Dyson, iRobot’s chief competition in the deluxe robotic vacuum cleaner arena has finally—finally—taken the wraps off its star challenger: It’s called the 360 Eye, and like iRobot’s Roomba, looks like a giant disk on wheels.
It’s Dyson’s first autonomous vacuum cleaner. It’s hands-free and can find its way around your house unaided, docking at the charging station when its battery runs low. Familiar stuff, to those who own a version of the Roomba, or the Neato BotVac.
Dyson says the brand new 360 Eye wins big on two counts: Suction and navigation. A camera on the top of the robot has a panoramic view of its whereabouts. Together with infrared sensors on the lower edge, it makes sense of its surroundings, and looks for new ground to clean.

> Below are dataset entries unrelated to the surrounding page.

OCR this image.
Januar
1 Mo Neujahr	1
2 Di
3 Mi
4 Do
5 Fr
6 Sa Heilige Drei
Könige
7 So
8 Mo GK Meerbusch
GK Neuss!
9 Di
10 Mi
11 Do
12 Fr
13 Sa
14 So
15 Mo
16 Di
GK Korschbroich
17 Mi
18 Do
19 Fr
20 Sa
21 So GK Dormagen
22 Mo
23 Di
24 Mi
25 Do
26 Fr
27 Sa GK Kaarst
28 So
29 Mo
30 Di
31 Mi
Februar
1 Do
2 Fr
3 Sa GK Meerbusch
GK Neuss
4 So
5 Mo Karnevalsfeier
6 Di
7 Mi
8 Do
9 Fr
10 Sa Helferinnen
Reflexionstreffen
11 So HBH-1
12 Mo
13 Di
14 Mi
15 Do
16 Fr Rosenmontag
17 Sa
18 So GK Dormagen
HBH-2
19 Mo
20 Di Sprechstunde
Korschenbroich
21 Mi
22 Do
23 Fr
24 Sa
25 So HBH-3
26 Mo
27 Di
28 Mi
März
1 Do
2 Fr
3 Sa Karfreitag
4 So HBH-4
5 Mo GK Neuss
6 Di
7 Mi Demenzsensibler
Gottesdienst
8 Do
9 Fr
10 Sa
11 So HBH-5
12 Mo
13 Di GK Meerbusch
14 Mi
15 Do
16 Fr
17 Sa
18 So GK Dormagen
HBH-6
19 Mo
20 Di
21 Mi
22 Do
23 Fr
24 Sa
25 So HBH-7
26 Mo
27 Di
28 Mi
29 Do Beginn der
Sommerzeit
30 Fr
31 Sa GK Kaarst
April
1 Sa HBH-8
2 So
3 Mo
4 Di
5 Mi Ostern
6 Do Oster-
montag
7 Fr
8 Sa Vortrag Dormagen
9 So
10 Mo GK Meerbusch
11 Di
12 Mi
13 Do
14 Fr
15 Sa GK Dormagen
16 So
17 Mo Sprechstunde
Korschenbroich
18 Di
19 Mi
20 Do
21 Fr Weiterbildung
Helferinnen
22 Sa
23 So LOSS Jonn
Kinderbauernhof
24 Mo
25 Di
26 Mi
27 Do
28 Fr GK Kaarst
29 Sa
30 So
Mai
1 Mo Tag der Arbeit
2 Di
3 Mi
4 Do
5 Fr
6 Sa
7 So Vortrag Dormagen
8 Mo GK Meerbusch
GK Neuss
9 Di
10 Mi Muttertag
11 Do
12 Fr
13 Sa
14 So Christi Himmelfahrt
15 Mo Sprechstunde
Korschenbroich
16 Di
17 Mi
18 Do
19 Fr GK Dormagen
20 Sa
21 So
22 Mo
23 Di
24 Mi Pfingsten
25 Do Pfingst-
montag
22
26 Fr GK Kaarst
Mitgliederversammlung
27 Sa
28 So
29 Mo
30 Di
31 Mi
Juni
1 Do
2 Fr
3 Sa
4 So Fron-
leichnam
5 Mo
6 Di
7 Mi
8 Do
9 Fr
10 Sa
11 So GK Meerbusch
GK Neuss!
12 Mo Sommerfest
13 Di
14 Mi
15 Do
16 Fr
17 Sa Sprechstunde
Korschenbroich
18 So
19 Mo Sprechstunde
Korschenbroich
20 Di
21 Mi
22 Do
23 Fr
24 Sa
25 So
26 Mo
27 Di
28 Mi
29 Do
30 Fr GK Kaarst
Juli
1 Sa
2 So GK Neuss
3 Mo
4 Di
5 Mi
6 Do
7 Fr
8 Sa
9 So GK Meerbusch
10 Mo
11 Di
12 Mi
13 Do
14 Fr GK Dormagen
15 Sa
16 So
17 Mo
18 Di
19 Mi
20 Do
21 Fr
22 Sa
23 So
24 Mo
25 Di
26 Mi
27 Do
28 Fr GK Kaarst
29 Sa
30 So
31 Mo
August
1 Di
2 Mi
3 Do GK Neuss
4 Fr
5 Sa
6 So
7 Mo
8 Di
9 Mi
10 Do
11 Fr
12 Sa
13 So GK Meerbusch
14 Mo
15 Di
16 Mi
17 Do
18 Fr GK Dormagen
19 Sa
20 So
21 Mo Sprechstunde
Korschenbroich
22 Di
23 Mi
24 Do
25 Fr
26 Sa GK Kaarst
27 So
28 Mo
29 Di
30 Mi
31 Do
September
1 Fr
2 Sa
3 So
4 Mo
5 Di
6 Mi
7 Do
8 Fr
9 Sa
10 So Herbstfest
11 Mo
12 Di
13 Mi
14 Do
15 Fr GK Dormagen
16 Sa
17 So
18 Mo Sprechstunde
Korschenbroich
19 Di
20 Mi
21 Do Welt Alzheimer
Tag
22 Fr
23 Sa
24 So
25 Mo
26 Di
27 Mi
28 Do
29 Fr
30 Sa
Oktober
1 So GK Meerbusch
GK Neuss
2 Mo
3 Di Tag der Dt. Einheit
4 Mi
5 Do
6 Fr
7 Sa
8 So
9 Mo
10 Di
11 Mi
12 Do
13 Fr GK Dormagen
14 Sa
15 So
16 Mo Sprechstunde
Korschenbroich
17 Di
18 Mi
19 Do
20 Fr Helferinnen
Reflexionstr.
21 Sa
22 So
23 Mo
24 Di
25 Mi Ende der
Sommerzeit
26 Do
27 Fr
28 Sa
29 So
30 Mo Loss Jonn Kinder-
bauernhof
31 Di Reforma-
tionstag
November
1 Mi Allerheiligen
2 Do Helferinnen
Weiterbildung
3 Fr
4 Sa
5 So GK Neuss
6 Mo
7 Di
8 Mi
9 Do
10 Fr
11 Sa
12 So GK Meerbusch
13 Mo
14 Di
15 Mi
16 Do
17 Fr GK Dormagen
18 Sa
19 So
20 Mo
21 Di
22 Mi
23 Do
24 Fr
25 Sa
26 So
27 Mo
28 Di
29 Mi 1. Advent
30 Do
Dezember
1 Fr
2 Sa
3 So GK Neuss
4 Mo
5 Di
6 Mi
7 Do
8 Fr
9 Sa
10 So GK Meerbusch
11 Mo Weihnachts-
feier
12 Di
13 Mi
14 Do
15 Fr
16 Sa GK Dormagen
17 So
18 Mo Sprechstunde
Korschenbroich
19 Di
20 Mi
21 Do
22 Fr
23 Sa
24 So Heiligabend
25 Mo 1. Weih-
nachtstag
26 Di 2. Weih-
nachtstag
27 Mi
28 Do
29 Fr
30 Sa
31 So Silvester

In what founder James Dyson is claiming to be a win over the competition, the robot’s powerful motor ensures that the Eye, well, just sucks more.
Colin Angle, chief executive of Bedford-based iRobot, issued a statement that claims he’s not panicking. “This announcement is another step towards realizing our vision of traditional vacuums becoming a thing of the past,” Angle said in the statement.
The Eye rolls around on two sets of tank treads, which lets it climb over obstacles.
This bot’s been a bakin’ 16 long years, and the bottleneck that held it back has been battery life to power the suction and navigation capabilities, James Dyson told the Wall Street Journal’s Wilson Rothman.
Planning ahead, the company has also made the Eye a Thing of the Internet. The bot can connect to WiFi and be programmed or controlled through a smartphone app.
Sophisticated vision systems continue to be a focal point for makers of industrial and home robots. With an eye on the competition, Dyson is investing $8 million in a robotics vision lab at Imperial College London.